The minimalist machine crams all the hardware – G5 chip, optical drive, hard drive and power supply – into a 2-inch space behind the 17- or 20-inch screen. It starts at $1,300.

A potential blackspot: All the I/O ports line up along the rear right side, which surely makes for an ugly mess of dangling wires. AirPort and Bluetooth are optional, which does away with all but the power cord if paired with a wireless keyboard and mouse. Still, there's wires for iPods, cameras, camcorders, etc.

It looks like Apple has returned to the original ideas of its head designer, Jonathan Ive.

According to Owen Linzmeyer's excellent Apple Confidential:

"Ive initially conceived of an upright flat-panel iMac with processor and drives mounted vertically behind the display (shades of the Twentieth Anniversary Mac). When Ive presented his prototype to Jobs in the autumn of 2000, the boss wasn't impressed. It lacked the excitement and purity of design of the original iMac.

To clear his head, Jobs drove from Cupertino to his home in Plato Alto, and then summoned Ive to join him. Instead of berating his star designer, Jobs took Ive for a stroll in his wife's quarter-acre vegetable garden and apricot grove.

Jobs told Ive, 'Each element has to be true to itself. Why have a flat display if you're going to glom all this stuff on it's back? Why stand a computer on its side when it really wants to be horizontal and on the ground? Let each element be what it is, be true to itself.'

Pointing to the beautiful flora that surrounded him, Jobs suggested the new iMac 'should look like a sunflower.' That simple direction was all Ive needed. Within a day he had a working sketch of a computer with an LCD mounted on a adjustable neck, but it would take nearly two arduous years to bring the new design to fruition as the critically acclaimed flat-panel iMac.

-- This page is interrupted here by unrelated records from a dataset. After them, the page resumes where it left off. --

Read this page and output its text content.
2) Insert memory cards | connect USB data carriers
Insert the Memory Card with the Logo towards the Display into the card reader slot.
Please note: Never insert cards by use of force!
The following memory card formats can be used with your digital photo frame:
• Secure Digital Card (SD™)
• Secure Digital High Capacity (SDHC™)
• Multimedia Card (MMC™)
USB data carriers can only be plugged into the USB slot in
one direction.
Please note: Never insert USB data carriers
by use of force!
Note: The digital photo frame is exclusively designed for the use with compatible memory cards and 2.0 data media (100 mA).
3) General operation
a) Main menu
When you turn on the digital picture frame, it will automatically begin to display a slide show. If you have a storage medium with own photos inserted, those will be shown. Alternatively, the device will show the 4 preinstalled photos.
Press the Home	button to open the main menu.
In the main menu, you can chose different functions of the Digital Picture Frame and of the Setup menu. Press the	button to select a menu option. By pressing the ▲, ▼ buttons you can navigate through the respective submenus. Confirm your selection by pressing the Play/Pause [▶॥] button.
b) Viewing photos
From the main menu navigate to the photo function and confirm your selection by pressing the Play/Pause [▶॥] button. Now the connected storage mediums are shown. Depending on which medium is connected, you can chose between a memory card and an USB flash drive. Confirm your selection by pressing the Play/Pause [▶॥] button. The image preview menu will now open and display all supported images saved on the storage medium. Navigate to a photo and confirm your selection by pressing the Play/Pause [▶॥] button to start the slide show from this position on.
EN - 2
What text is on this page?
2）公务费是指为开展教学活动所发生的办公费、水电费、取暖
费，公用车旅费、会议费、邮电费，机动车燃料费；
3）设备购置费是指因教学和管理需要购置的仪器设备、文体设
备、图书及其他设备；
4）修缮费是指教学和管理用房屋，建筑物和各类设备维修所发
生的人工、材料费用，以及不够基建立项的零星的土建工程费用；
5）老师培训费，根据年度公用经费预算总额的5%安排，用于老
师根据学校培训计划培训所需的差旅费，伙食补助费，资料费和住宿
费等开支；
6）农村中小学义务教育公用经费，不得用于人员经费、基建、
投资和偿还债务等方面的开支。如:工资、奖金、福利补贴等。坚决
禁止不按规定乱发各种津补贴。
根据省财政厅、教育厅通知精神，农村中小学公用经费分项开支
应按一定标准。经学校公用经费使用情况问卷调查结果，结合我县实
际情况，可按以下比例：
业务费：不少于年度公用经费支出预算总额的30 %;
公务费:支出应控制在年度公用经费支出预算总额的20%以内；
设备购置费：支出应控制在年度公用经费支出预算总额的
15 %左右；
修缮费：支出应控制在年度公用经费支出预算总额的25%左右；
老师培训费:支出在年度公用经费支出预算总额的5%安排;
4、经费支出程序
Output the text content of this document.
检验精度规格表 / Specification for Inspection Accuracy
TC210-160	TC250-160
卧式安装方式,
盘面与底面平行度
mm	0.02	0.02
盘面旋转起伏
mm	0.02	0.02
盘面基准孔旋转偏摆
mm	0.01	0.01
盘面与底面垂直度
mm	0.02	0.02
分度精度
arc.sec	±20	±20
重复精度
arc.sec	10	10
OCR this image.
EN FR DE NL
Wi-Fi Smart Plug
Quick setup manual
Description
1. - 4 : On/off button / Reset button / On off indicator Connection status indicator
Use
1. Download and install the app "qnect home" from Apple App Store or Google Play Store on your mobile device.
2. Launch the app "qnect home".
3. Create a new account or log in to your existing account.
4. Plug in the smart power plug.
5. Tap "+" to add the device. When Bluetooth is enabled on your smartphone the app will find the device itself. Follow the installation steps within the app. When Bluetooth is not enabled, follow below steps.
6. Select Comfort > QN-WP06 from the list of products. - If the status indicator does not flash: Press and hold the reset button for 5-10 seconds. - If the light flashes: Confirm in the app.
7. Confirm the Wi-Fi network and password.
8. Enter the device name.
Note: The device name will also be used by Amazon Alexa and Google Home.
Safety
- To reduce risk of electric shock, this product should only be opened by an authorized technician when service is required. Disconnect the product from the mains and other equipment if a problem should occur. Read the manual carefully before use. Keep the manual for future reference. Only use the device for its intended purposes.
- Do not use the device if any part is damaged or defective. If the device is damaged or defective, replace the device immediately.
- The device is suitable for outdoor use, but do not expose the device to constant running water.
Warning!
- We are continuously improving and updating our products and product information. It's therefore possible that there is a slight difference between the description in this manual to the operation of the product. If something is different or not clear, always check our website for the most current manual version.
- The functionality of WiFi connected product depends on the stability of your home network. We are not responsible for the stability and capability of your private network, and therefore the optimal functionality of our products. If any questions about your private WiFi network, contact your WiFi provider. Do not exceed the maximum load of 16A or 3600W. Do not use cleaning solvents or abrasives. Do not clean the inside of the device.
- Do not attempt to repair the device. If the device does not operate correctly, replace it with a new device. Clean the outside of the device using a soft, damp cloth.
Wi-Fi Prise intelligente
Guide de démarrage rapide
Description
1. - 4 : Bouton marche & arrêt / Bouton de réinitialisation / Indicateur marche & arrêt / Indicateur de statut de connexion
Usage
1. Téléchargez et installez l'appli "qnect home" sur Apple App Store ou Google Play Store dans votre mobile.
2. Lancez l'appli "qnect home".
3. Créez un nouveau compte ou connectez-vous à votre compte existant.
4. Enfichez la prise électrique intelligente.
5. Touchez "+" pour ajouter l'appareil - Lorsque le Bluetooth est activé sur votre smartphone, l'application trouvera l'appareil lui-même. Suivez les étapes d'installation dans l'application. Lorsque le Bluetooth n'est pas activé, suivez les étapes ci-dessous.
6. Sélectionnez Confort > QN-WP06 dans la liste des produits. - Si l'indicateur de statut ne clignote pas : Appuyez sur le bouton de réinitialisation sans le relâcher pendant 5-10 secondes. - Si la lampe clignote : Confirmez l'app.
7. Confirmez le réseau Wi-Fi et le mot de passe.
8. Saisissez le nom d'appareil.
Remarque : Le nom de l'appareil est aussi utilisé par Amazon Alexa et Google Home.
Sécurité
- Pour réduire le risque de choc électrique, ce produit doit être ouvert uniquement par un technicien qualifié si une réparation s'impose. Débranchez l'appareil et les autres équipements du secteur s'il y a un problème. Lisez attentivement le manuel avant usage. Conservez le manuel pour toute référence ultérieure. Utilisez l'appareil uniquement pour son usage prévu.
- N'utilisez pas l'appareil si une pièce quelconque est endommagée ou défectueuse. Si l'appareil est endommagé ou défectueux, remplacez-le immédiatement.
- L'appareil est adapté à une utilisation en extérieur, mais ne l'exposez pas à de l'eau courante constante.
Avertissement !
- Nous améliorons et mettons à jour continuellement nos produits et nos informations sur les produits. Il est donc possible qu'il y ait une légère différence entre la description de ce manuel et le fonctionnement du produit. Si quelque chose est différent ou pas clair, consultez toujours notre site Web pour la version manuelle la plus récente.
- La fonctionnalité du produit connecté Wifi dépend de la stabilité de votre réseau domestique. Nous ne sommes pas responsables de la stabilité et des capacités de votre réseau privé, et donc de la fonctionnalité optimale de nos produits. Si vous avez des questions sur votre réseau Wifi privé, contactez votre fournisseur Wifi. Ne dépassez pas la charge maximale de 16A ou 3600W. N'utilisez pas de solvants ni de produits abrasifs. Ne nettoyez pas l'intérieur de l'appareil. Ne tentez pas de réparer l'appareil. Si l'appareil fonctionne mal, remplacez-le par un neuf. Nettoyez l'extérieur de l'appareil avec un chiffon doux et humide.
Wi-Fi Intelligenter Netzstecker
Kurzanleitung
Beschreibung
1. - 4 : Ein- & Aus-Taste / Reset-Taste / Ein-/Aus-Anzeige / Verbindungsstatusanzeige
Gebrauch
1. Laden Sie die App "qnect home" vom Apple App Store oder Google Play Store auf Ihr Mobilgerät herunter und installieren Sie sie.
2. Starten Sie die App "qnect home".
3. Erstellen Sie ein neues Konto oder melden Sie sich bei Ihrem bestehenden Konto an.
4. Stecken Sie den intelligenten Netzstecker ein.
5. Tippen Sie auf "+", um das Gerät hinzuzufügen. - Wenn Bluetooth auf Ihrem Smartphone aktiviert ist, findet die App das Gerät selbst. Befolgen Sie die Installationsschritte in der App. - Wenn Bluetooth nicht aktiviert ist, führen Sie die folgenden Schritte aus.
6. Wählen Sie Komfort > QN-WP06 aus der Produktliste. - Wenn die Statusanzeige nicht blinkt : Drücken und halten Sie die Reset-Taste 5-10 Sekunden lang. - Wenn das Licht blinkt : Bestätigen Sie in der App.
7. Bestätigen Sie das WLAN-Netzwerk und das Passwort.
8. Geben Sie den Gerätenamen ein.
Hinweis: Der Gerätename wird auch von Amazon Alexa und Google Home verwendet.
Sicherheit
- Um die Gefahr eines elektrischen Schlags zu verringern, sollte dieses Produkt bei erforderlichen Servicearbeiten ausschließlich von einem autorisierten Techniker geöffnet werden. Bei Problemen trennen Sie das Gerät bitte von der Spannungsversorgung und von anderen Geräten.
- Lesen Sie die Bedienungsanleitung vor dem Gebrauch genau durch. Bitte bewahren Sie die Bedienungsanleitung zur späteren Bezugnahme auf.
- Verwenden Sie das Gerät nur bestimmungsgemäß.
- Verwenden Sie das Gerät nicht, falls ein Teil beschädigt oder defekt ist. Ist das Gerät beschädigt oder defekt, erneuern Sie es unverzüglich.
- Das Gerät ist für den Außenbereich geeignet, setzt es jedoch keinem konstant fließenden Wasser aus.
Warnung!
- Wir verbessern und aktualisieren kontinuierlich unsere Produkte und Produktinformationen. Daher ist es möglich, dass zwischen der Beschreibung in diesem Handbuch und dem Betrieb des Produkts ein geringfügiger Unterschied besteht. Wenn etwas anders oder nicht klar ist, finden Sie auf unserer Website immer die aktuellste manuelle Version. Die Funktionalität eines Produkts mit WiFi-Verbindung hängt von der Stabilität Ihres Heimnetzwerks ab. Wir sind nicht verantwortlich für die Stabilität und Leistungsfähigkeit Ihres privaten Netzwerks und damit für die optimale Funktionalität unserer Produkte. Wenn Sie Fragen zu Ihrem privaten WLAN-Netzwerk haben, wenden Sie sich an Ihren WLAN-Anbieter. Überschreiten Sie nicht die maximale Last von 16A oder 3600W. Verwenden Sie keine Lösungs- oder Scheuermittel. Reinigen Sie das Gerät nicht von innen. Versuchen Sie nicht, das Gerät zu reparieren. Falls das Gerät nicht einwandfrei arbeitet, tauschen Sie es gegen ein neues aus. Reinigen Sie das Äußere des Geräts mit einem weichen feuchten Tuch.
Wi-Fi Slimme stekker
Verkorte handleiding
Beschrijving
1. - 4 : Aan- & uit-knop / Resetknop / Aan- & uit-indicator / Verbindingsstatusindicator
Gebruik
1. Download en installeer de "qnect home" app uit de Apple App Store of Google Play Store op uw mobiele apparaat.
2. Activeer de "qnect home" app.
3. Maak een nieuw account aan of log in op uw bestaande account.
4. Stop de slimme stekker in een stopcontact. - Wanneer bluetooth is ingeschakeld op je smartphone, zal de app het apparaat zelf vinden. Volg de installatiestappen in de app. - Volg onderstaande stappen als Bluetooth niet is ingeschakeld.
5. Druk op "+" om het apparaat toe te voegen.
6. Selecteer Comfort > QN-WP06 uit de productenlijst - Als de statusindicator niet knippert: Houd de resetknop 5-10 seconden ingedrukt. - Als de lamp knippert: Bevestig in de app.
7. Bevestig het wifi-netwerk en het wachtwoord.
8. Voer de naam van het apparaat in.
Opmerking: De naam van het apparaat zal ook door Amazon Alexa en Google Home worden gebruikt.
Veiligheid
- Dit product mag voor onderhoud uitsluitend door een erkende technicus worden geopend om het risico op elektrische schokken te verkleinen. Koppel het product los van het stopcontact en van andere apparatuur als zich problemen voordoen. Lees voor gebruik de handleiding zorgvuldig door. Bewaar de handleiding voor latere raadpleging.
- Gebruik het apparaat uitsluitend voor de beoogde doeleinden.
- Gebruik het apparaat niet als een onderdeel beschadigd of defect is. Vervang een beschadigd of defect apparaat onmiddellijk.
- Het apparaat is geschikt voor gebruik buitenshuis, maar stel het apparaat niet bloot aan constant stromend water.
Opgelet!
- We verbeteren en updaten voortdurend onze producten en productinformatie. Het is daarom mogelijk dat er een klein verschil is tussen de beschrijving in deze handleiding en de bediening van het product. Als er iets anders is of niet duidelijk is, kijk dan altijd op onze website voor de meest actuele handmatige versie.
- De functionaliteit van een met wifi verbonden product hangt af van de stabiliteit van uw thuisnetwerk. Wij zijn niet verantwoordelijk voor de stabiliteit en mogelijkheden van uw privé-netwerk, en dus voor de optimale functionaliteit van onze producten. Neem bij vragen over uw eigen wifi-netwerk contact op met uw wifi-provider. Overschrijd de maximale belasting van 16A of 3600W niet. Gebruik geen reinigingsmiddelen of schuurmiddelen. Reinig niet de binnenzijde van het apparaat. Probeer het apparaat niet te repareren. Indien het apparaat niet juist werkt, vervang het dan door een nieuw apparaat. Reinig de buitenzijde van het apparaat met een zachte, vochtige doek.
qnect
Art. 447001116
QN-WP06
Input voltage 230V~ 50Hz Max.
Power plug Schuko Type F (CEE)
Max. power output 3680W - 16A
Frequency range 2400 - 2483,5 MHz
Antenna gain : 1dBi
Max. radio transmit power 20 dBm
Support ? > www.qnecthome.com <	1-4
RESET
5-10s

As Ive explained, 'The thing is, it's very easy to be different, but very difficult to be better. That's what we have tried to do with the new iMac.'"

In the harsh light of lackluster sales, Jobs obviously changed his mind.

Update: Dan Frakes writes, "Apple has provided a large hole in the back of the base so that users can plug cables into the ports, then run them through the hole and down the back of the stand, thus hiding most of the wire clutter.